Geçen haftanın en çok konuşulan konusu, –herkesin ittifak edeceğinden eminim– Arınç – Gökçek dalaşması olmuştur. Saman alevi gibi kısa bir süre için de olsa, çözüm faaliyetlerinden, Yemen operasyonundan fazla bir (reyting)i (!) olmuştur her halde… Hikmet ehlinin dediği oldu: “Nefs, durgun su gibidir… Dıştan bakılınca paktır. Ama biraz karıştırılınca bulanır ve altındaki kirler üste çıkar.” (Ahmet bin İsa el Harrâz)
Aynı partiden iki kişi… Ankara gibi bir şehrin 4 dönemdir belediye başkanı ile… Meclis Başkanlığı yapmış, milletvekili, bakan ve hükümet sözcüsü… Verdikleri beyanatlarla, kamuoyu önünde kapıştılar. ‘Açtırma benim bayramlık ağzımı´ misali, birbirlerini, ‘o şunları yaptı, bunları etti, daha da neler var´ diye kamuoyuna şikâyet ettiler… Birbirlerini; ‘devlet kurumlarının içine türlü oyunlarla sızan ve şefi yurt dışında olan kanun dışı yapılanmaya´ bağlı olmakla itham ettiler… Bu “dişe diş, göze göz” kapışma, partili partisiz herkesin üzerinde soğuk duş etkisi yaptı. Hattâ yurt dışında Türkiye´yi ümitle takip edenlerde bile... Tırnak kaşıyıcılara da gün doğdu… Birbirlerine çatarken, asıl kendilerini ve kendilerine bel bağlayanları yaraladıklarını, öfkeden gözleri dönenler farkedemiyor demek ki… Mevkiler bahşeden partilerine bomba, kendilerine ümit bağlayan partililerine kurşun sıktılar âdetâ. Neler söylediler, birbirleri için hangi kelimeleri kullandılar, kim ne kadar haklı veya haksız; burada zikredip malâyaniliğe düşmeyelim.
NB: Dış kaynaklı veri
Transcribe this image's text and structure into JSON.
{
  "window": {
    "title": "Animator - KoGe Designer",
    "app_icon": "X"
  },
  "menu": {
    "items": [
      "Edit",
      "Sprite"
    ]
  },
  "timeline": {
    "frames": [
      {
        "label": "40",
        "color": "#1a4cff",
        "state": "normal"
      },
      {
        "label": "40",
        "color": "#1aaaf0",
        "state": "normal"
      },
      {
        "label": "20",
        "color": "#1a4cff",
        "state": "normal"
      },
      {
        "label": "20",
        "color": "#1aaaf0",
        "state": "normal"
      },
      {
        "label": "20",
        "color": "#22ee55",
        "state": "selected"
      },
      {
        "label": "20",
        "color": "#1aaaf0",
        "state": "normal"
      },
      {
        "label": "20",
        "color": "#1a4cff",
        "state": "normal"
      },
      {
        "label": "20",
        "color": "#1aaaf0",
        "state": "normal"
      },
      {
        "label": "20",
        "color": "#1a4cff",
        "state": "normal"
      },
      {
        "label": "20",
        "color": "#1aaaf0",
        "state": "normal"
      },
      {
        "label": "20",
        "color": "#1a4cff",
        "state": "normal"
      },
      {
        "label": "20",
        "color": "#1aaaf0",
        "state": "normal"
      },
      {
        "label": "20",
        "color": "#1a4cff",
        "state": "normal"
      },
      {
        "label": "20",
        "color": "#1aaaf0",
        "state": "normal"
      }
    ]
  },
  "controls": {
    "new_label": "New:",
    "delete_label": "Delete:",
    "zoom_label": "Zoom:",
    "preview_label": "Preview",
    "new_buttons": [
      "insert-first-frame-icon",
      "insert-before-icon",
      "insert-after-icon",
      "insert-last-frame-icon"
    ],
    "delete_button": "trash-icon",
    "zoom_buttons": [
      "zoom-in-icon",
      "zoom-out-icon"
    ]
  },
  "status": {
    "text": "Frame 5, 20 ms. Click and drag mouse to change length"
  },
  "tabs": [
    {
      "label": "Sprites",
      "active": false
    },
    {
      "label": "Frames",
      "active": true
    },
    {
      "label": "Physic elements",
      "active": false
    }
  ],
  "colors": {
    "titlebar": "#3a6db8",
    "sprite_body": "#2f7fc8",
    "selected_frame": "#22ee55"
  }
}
Hz. Ali (ra) “Öfke, tutuşturulmuş bir ateştir. Hâkim olan söndürür; mağlûp olan, yakmaya kendinden başlar.” buyuruyor. Atasözünün dediği gibi “öfkede akıl olur mu?”… Bunu, “Öfke nöbeti”nden sonra anlayabileceklerdir ama iş işten geçmiş olacaktır… Halbuki “Asıl pehlivan kızgınlık anında nefsine hâkim olandır” (Hadis). Normal şartlarda bu incelikleri çok iyi bilecekleri muhakkak olanların, gazap ateşine mağlûp olunca ne hallere düşeceklerinin tipik örnekleri oldular. İşin en acı tarafı, birbirlerini itham ederken, yıllardır bazı “suçlara” ses etmediklerini itiraf etmiş oldular. Dosta düşmana, ‘damarlarına basılmasaydı hiçbir şey ortaya çıkmayacaktı, kim bilir onlarda ve partilerinde daha neler var´ dedirttiler. Demek ki gaye; hakkın ifadesi, fikrin ortaya konması, prensiplerin yerine getirilmesi değilmiş; nefsin galebesi imiş… Kamuoyunu, ayrıca bir de bu yaraladı. Bereket ki, Başbakan Davutoğlu meseleyi, isim söylemeden prensipte ele aldı; ikisinin de hatalı olduğunu ifade edip, ikisi için de disiplin kurulunu işaret etti.
Keşke böyle çekişeceklerine bir memleket meselesi üzerinde, fikir anlaşmazlığı sebebiyle birbirlerine tekme tokat girselerdi… Haklısınız, fikir tartışılmaz, müzakere edilir; öyle olunca da kavga olmaz… Ama siyasîlerimiz, birbirlerini itham etmekte, hemen her meseleyi kişiselleştirmekte pek mahirdirler ve bu tartışmalarda, incir çekirdeğini dolduracak kadar bile fikir ve prensip gayreti yoktur. Devamlı didişme halindedirler. Başkanlık mı tartışılacak, falanın seçilip seçilmemesini konuşurlar, ortada başkanlık seçimi yokken “seçtirmeyeceğiz!” diye nârayı basarlar. Böyle yapmakla onun seçilme ihtimali en yüksek kişi olduğunu kabul ettiklerini anlayamazlar. “Dere geçilirken, at değiştirilmez” misali terkedilmemesi gereken cephe hükmündeki bir makamdan biri istifa edip milletvekili mi olmak istedi… Tartışma hemen ve sadece kişi üzerinden yapılır… Ayrılmamalıydı!.. Sana mı soracaktı?.. Geri dönemez... Sen ne bilirsin?.. Bir vaatte mi bulunacaklar, dayandıkları fikriyatlarının garantilerini ve müeyyidelerini senet göstermeleri gerekirken, “Ben söz veriyorum!” diye şişinirler… Böyle yapmakla, dayandıkları temelde çözüme emsal olmadığını ifade ettiklerini anlayamazlar. Rakiplerinin yanlışlarını, düştükleri tezatları, olgun bir şekilde ifade edip milletin takdirini kazanmak yerine, onları ‘hain!´ diye bağırarak suçlamak, nefslerine daha hoş gelir… Aldıkları karşılık da, “kandan besleniyorsunuz!” ithamıdır.
Bu seviyesizliği, yalnız siyasîlerimizde sanmayın… Tek bir örnek gerçeği ortaya koymaya yetecektir… Rastgele bir gazetenin her hangi bir sayfasına bakın… Ne kadar çok kişi ismi var… Şaşıp kalırsınız. İsimleri ve onların resimlerini silseniz, gazete bomboş kalır… Her sahayı sarmış bir seviyesizlik…
Bu halde olmamızın sebep ve sonucu, teşhis ve tedavisi şu sözde: “Büyük beyinler fikirleri, orta beyinler olayları, küçük beyinler ise kişileri konuşur”.